External alerts are the alerts from your security products that are processed by Red Canary. Many security teams receive alerts from dozens of sources. These alerts are often difficult to investigate conclusively because they only describe part of the story of what happened.
Red Canary takes alerts from these sources, correlates them together, and—most importantly—determines if there was any activity on your endpoints that corroborates the activity described by the alert. This process of “alert validation” oftentimes dramatically reduces the number of alerts your team needs to review.
The security products that generate these alerts are represented by alert sources in the Red Canary platform. An alert source is a distinct deployment of a security product in your organization. For example, if you have multiple deployments of an IDS/IPS product for different locations, each will be a unique alert source.

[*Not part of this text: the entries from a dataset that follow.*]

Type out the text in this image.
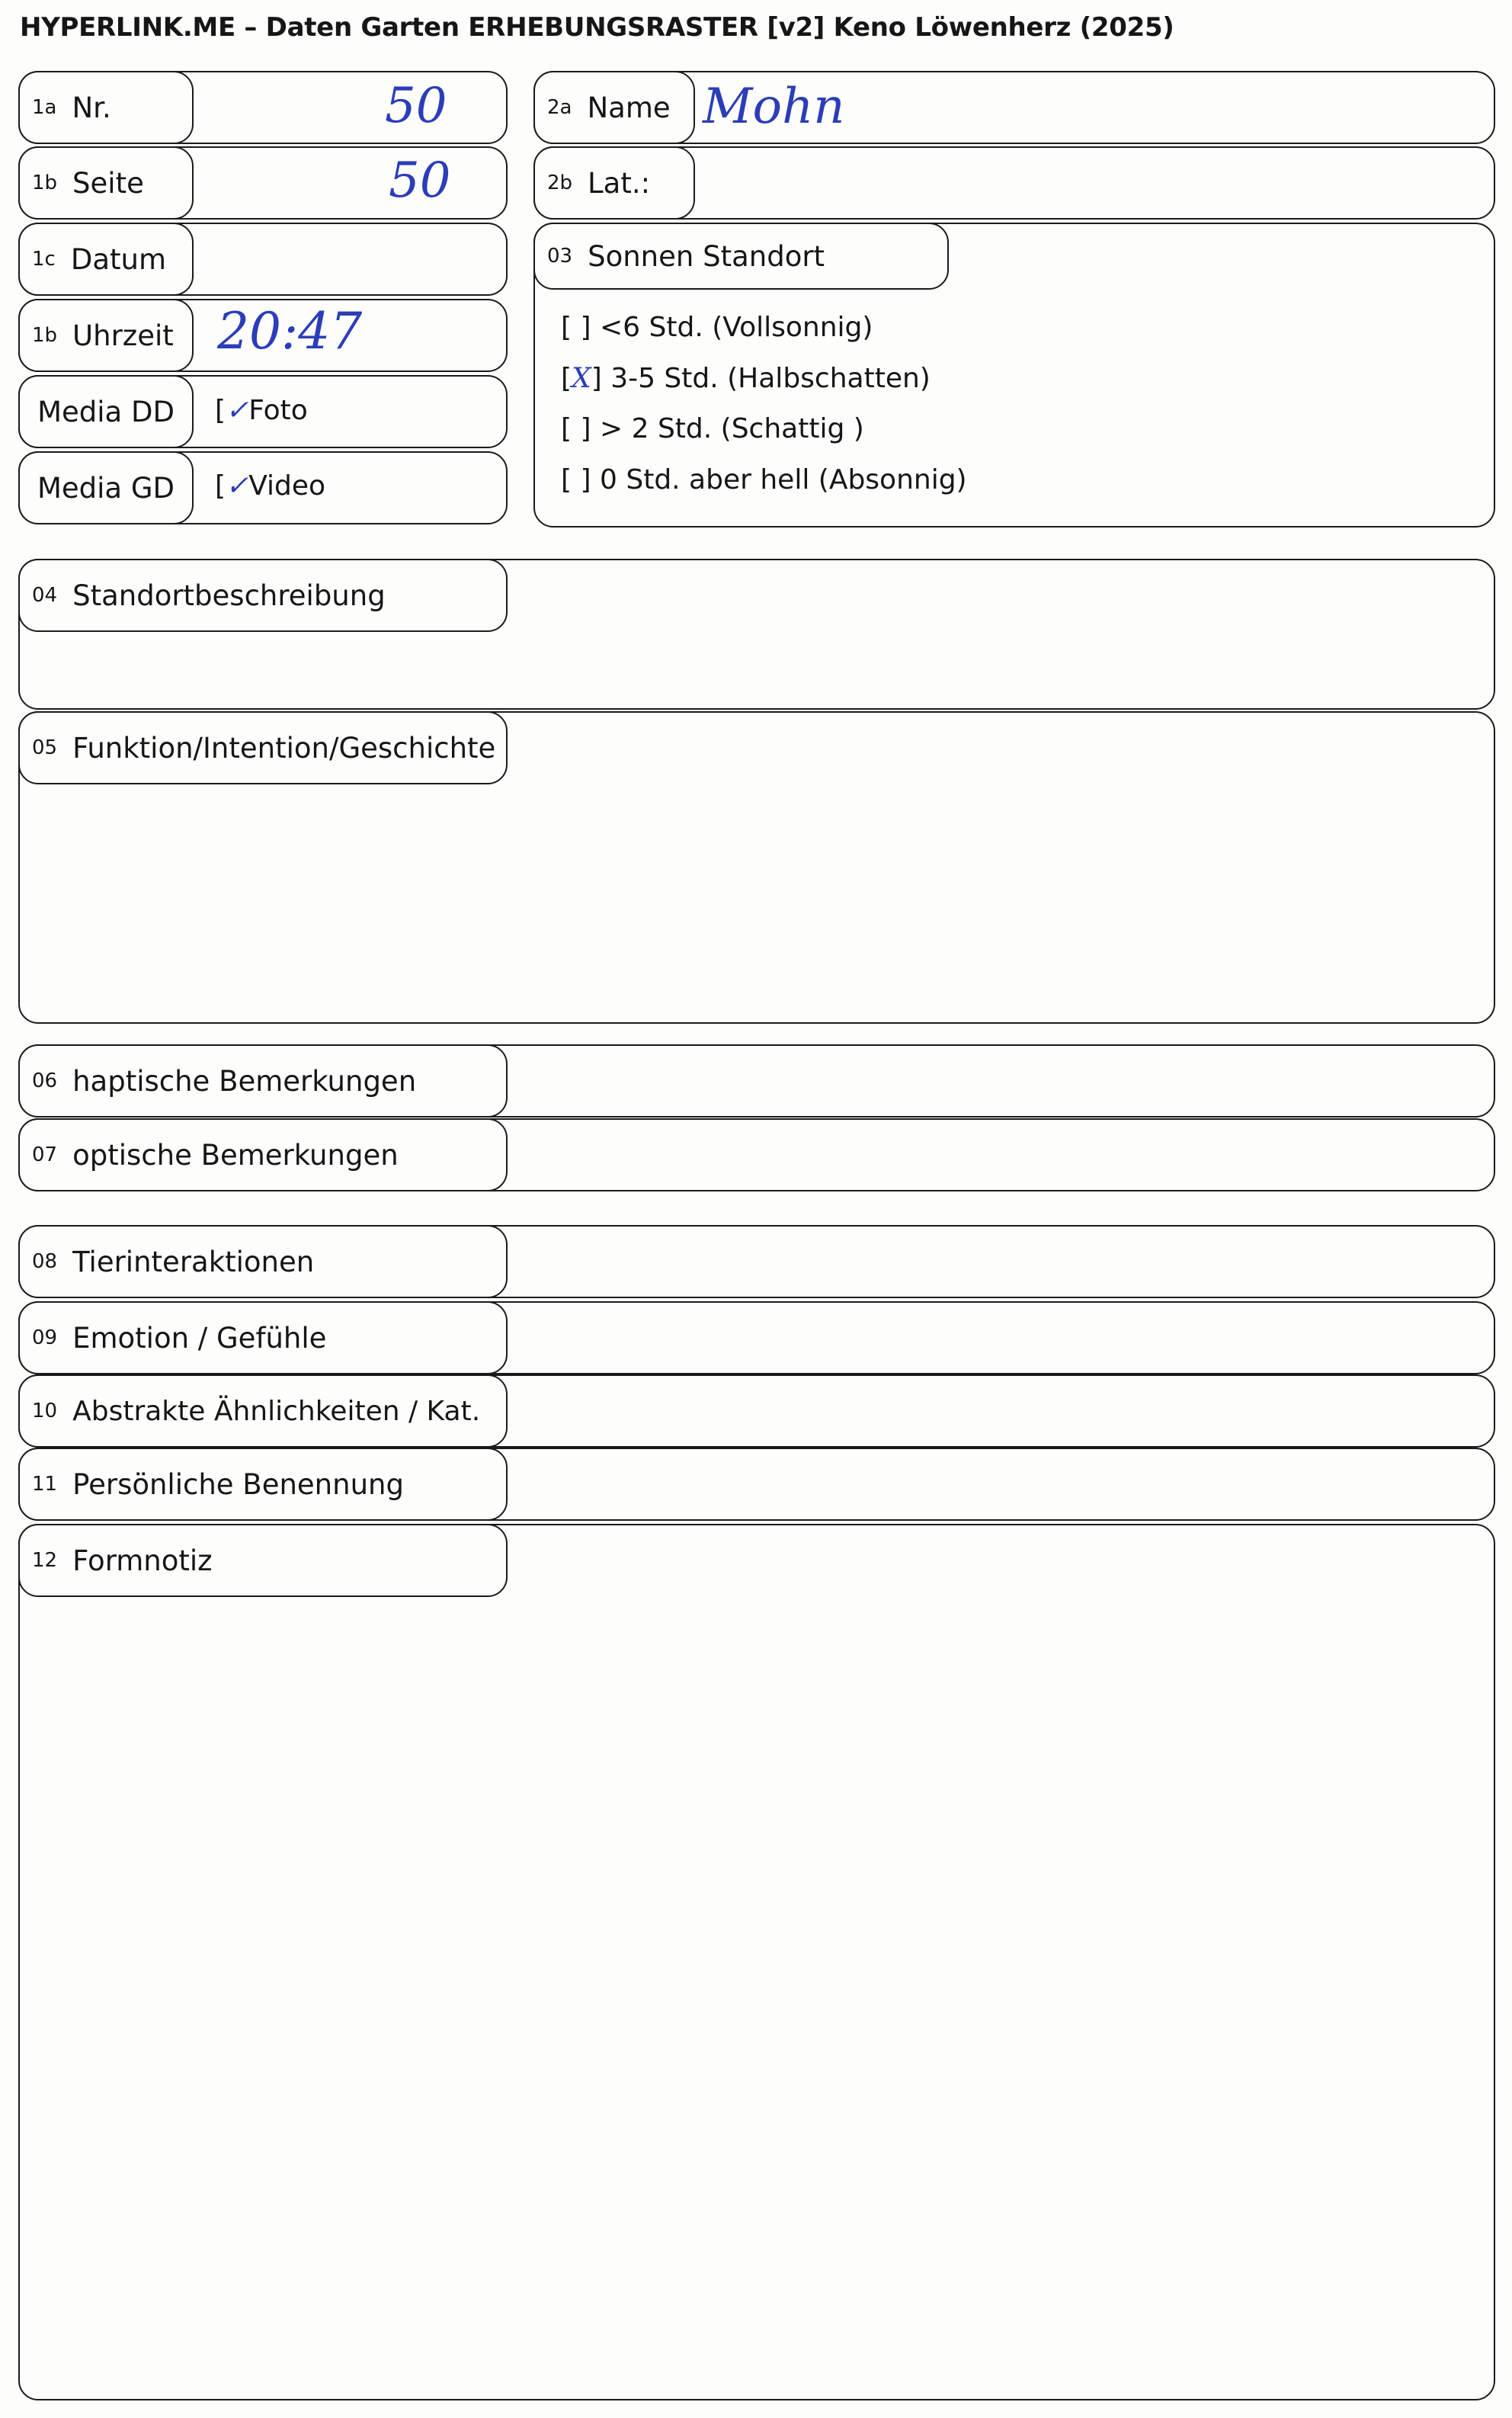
HYPERLINK.ME – Daten Garten ERHEBUNGSRASTER [v2] Keno Löwenherz (2025)
1a Nr.	50
1b Seite	50
1c Datum
1b Uhrzeit 20:47
Media DD [✓Foto
Media GD [✓Video
2a Name Mohn
2b Lat.:
03 Sonnen Standort
[ ] <6 Std. (Vollsonnig)
[X] 3-5 Std. (Halbschatten)
[ ] > 2 Std. (Schattig )
[ ] 0 Std. aber hell (Absonnig)
04 Standortbeschreibung
05 Funktion/Intention/Geschichte
06 haptische Bemerkungen
07 optische Bemerkungen
08 Tierinteraktionen
09 Emotion / Gefühle
10 Abstrakte Ähnlichkeiten / Kat.
11 Persönliche Benennung
12 Formnotiz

Viewing your alert sources
Your alert sources are grouped according to a set of categories defined originally by Millennium Partners’ Cyberscape. These provide a helpful visualization of your security stack:
How are alerts ingested from alert sources?

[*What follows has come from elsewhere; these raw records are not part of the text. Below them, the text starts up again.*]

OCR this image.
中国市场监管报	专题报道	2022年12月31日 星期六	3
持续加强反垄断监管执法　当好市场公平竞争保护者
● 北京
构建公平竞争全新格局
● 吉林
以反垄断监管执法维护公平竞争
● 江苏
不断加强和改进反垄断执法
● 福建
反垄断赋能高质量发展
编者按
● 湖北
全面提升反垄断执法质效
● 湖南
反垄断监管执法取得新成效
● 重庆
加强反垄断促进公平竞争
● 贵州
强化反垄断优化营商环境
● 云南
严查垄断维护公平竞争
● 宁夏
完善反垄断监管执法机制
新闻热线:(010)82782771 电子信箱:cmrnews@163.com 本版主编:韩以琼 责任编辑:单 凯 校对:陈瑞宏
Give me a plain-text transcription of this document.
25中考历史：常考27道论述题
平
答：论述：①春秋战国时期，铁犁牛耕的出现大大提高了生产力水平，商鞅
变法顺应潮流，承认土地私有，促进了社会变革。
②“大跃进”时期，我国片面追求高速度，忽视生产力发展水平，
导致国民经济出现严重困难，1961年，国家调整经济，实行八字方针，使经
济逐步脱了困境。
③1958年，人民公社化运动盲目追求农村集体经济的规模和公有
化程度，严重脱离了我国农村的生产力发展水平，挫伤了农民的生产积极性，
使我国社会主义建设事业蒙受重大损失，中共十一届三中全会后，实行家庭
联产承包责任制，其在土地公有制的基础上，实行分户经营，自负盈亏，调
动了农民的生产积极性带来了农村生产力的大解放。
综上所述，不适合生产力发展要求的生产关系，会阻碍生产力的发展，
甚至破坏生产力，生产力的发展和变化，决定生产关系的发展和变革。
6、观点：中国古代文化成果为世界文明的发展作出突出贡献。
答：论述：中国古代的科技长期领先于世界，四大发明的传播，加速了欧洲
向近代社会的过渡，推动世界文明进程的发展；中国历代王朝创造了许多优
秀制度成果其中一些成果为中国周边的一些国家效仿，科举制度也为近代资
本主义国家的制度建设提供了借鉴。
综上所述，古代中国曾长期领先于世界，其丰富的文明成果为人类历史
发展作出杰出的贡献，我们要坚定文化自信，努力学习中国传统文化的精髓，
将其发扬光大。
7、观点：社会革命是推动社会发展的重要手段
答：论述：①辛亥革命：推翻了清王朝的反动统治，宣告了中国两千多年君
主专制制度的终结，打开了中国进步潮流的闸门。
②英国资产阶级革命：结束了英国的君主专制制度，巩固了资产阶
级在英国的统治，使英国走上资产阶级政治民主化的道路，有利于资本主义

Alerts can be collected from alert sources in a number of ways. The ideal transport is the one that allows the highest fidelity alerts to be processed by Red Canary. The transports supported by alert sources differ per source and can be one of the following:
- TCP/TLS
- HTTP/S POST
- Syslog
- Aggregator / SIEM
- API polling
How do I get started with alert sources?
Get started by adding certain alert sources to your security stack and configuring each to send alerts to Red Canary. Once configured, alerts will be processed and validated by the Red Canary platform.